The continuous hike in interest rates by the Central Bank of Eswatini (CBE) may have major ramifications for the credit lending industry.

According to the FSRA’s Quarterly Statistical Bulletin ended September 30, 2022, the portfolio at risk for the Eswatini Association of Savings and Credit Cooperatives (SACCOs) increased during the quarter from 7.42% as of June 2022 to 7.71% as of September 2022.

The Bulletin attributes this risk to the prevailing economic environment and an increase in interest rate hikes.

“The prevailing recessionary condition and increasing interest rates contributed to the growth in credit risk stemming from the non-performance of the loan book,” notes the FSRA’s Quarterly Statistical Bulletin.
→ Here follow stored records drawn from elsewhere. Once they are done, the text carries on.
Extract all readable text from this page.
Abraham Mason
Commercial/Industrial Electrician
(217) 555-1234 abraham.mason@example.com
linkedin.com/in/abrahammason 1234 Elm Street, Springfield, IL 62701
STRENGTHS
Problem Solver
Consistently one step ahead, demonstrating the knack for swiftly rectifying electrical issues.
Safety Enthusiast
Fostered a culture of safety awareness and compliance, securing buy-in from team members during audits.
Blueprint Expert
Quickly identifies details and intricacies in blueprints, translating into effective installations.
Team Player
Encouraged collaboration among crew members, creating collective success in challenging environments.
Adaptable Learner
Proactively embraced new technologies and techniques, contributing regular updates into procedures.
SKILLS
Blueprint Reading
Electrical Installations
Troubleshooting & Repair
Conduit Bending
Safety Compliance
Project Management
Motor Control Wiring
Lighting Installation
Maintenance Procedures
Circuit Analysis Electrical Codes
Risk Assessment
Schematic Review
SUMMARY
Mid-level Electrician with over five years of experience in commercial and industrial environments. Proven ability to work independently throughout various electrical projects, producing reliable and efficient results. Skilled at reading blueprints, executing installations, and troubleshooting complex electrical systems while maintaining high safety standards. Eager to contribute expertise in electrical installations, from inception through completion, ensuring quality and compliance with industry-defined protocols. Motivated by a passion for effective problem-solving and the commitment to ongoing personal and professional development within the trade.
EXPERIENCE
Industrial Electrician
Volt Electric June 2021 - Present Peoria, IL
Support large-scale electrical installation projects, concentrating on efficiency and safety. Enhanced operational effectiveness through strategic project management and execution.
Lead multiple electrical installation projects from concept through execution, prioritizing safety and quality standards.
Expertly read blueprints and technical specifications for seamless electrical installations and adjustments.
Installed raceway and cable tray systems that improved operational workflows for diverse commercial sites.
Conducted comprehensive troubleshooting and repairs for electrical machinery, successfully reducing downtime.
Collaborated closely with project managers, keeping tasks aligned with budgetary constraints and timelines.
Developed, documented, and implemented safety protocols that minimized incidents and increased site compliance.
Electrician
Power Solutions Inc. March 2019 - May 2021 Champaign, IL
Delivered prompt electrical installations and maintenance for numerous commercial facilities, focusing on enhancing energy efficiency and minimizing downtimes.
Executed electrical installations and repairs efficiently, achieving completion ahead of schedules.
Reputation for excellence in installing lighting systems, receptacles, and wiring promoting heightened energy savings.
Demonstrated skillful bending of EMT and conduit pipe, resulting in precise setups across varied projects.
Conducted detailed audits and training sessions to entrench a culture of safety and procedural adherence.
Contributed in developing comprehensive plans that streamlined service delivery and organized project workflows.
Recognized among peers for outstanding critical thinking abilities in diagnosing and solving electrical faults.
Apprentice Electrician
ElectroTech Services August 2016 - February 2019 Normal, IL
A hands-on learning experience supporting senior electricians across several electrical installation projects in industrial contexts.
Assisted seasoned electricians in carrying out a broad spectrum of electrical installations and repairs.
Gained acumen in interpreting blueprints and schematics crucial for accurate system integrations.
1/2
It is worth mentioning that the CBE has recently hiked interest rates (31st of March 2023) which the FSRA report has not taken into account, so the situation may be more dire.

The CBE announced a 50 basis interest rate hike on Friday, meaning that the prime lending rate has now shot up to 10.75%, which leads to households’ disposable income being hit hard.

“The general economic slowdown has had an impact on household disposable income with potential implications for loan repayments, therefore impacting on non-performing loans,” states the FSRA report.

Interestingly, despite these challenging economic times, households continued to demand more debt, even though it was at a slower pace compared to previous quarters.

“Debt extended to households grew by a sluggish 4% on both quarter-on-quarter and year-on-year basis, mostly driven by long-term credit facilities such as loans and advances. The growth in loans and advances was largely from a book balance of retail outlets followed by DFIs than building societies and credit institutions with 32%, 10%, 4.6%, and 4% respectively.”